The Scanning Electron Microscope
The SEM just like a transmission electron microscope contains a vacuum system, electron optical column, electronics, and software. It has a considerably shorter column because only the lenses above the specimen are needed. These lenses focus the electrons into a fine spot on the surface of the specimen. The specimen chamber of the SEM is large hence this technique does not impose any restrictions on the size of the specimen. At the top of the column is an electron gun that produces an electron beam. This beam is focused into a fine small spot whose diameter is as small as 1nm on the surface of the specimen. The beam is scanned in a raster over the specimen, and the intensities of the various signals are then created by interactions between the beam electrons. The specimen is then measured and gets stored in the memory of the computer. The stored values are mapped as the variations on the image brightness display. The important differences between the transmission electronic microscope and the scanning electron microscope are discussed below:
Unlike in the TEM where a broad static beam is used, the beam in the SEM is focused to a fine point, and it scans line by line over the samples surface in a raster pattern. In the TEM, accelerating voltages are much lower as it is no longer necessary to penetrate the specimen. In SEM, the voltages range from 50 to 30,0000volts.

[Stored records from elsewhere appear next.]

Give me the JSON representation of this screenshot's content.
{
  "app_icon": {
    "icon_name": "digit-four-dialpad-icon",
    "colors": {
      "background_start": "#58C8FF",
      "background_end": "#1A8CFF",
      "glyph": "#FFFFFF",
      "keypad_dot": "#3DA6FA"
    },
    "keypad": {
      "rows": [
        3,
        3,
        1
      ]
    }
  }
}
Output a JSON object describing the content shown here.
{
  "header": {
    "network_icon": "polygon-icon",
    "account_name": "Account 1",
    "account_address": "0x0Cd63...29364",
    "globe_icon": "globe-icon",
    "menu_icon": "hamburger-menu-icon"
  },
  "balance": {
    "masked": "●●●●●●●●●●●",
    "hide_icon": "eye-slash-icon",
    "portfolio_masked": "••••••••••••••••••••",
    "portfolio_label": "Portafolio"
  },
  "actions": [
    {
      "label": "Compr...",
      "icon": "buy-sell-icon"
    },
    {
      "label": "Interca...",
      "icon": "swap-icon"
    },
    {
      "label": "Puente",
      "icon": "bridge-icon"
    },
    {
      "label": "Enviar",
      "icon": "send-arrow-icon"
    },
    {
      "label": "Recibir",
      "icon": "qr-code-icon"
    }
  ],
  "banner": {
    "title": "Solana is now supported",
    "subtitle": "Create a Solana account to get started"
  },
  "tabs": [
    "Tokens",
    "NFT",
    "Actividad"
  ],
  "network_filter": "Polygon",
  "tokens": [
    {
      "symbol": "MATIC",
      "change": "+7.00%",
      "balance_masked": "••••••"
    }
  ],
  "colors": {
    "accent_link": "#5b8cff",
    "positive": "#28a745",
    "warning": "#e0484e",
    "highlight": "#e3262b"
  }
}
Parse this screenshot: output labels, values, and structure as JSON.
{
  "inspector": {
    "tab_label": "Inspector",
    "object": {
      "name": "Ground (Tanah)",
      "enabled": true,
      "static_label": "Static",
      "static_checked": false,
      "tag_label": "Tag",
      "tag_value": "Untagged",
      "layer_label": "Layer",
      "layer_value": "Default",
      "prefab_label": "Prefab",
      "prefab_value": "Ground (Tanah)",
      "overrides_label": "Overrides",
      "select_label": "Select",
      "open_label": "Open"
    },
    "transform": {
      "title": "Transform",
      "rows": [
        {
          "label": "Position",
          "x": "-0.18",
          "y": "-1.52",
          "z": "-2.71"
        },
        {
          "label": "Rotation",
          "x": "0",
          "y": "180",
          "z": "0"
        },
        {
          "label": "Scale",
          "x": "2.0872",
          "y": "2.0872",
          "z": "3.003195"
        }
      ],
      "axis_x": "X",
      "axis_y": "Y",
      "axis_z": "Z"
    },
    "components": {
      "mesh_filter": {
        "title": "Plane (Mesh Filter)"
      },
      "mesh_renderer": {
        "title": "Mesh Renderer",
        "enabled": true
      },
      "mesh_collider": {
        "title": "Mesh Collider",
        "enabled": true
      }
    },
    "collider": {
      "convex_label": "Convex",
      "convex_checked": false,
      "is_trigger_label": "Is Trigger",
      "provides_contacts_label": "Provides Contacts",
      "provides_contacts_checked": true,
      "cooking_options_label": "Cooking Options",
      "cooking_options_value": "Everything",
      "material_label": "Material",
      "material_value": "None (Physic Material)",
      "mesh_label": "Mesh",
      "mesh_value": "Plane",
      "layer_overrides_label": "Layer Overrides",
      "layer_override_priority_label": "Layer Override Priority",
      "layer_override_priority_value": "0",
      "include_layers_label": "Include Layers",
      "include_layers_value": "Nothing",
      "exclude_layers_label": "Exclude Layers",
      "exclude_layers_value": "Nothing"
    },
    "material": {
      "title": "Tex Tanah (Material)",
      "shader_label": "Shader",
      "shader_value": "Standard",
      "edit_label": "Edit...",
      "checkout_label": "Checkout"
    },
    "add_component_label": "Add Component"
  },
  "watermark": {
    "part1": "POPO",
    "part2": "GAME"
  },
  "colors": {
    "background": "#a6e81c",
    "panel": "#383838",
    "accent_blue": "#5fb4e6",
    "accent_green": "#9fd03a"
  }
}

Scanning Transmission Electron Microscopy
This microscopy combines the principles in SEM and TEM. It can be performed on either of the two instruments. Just like TEM, STEM needs very thin samples and it primarily looks at beam electrons that the sample submits. It however has one advantage over the TEM as it enables the use of signals that cannot be correlated partially in TEM.
Technological development in Microscopy
Electron microscopy has been applied in scientific research fields such as biological research and health research. This makes electron microscopy a vital discovery worldwide as it has enabled growth in terms of the value of research findings it brings forth.
Advancement in the Electron microscopy technology has been recorded with the emergence of even more complex and increasingly efficient types of electron microscopes. One of the products of this technological advancement is the confocal microscopes which not only provides scientists with complete workstations, but is also relatively low-priced hence affordable. The confocal electron microscope allows 3-D scanning, and it offers enhanced resolution as well as yielding better image (Pawly, 11).
References
Achilladelis, Basil, and Mary E. Bowden. Structures of Life: To Accompany an Exhibit by the Beckman Center for the History of Chemistry. Philadelphia: Chemical heritage foundation, 1989. Print.
Banhart, Florian. In-situ Electron Microscopy at High Resolution. Singapore: World Scientific Pub. Co, 2008. Internet resource.
Burgess, Jeremy, Michael Marten, and Rosemary Taylor. Under the Microscope: A Hidden World Revealed. Cambridge: Cambridge University Press, 1990. Print.
Goodhew, Peter J, John Humphreys, and Richard Beanland. Electron Microscopy and Analysis, Third Edition. Hoboken: Taylor and Francis, 2014. Print.
Pawley, James B. Handbook of Biological Confocal Microscopy. New York: Plenum Press, 1995. Print.